[PATCH 05/13] x86/microcode: Place siblings in NMI loop while update in progress

From: Ashok Raj
Date: Fri Oct 14 2022 - 16:09:56 EST


Microcode updates affect the state of the running CPU. In the case of
hyperthreads, the thread initiating the update is in a known state
(performing wrmsr 0x79), but its HT sibling can be executing arbitrary
instructions.

If one of these arbitrary instruction is being patched by the update at the
same time the sibling is trying to execute from it, its using microcode in
an unstable state.

Ensuring a rendezvous of all CPUs using stop_machine() ensures that
siblings are not executing any random user space code, and stop_machine()
also masks interrupts that can be masked.

The ones that can still slip in are the exceptions. They are:

NMI entry code and NMI handlers can also execute relatively arbitrary
instructions. This is an effort to ensure NMI doesn't slip until the wrmsr
has completed.

== Solution: NMI prevention during update ==

Before the stop_machine() rendezvous, an NMI handler is registered. The
handler is placed at the beginning of all other handlers. The siblings
then kick themselves into NMI by doing a self NMI IPI.

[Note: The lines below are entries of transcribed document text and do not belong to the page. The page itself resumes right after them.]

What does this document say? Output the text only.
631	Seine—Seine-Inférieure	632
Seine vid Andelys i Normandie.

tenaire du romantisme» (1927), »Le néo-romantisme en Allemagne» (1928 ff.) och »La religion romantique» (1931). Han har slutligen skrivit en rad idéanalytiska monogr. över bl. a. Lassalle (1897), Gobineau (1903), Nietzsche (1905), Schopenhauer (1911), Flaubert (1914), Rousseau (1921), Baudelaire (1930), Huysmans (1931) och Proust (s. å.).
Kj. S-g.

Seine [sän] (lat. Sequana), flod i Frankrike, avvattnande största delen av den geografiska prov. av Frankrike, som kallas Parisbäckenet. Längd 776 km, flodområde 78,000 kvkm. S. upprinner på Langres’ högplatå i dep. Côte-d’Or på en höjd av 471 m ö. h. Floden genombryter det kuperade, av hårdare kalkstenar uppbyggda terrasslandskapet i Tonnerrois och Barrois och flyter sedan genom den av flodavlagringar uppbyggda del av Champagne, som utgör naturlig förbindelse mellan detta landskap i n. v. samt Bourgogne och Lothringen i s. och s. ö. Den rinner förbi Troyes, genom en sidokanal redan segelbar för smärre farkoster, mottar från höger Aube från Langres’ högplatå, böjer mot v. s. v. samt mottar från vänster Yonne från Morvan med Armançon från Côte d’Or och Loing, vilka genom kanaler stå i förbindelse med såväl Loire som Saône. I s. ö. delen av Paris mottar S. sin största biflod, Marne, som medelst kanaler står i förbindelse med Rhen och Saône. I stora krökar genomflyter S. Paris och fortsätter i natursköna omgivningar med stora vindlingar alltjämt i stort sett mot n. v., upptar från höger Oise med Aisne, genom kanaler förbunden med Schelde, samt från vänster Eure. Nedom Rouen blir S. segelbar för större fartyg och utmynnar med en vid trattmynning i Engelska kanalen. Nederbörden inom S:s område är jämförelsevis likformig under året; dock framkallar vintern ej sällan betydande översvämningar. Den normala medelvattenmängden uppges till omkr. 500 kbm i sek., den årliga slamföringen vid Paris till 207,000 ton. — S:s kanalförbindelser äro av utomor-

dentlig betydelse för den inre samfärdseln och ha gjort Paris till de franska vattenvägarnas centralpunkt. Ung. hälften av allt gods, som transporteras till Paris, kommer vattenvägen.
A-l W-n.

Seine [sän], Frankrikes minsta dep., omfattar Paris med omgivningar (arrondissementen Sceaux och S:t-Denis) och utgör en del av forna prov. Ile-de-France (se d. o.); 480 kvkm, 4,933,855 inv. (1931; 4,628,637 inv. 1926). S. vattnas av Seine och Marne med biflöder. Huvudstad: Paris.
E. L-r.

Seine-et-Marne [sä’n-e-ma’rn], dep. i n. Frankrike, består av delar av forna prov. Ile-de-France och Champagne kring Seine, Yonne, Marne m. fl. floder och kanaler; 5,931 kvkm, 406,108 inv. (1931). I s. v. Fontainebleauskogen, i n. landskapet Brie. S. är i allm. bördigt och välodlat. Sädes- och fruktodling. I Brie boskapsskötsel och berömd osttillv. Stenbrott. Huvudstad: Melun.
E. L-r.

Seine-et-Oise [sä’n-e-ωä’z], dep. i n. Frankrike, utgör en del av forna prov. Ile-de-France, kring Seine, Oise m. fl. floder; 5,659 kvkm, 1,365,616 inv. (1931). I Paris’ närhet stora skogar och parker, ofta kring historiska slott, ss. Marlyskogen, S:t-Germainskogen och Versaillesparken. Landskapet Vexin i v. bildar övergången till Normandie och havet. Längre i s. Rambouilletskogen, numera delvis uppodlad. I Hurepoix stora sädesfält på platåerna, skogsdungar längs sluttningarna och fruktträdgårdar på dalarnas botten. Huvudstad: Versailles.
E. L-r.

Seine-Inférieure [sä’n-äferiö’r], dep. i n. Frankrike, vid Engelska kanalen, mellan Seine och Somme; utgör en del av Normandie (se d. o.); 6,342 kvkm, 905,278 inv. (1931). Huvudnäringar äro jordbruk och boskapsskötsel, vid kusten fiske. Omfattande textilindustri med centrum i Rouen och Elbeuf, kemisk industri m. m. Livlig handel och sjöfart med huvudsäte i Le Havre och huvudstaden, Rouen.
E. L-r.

The handler does two things:

- Informs the primary thread that it has entered the NMI handler. Only
after all siblings of a core have entered NMI, the primary proceeds
with wrmsr to update microcode.
- It spins until the primary CPU has completed the wrmsr and informs the
sibling to quit the NMI loop.

Also an important thing to remember is the microcode requests for exclusive
access to the core before performing an update. This effectively pulls the
sibling into microcode control until the wrmsr has released exclusive
access. Since the sibling is not executing any instructions while the
wrmsr completes, no other exceptions will surface on the sibling CPU.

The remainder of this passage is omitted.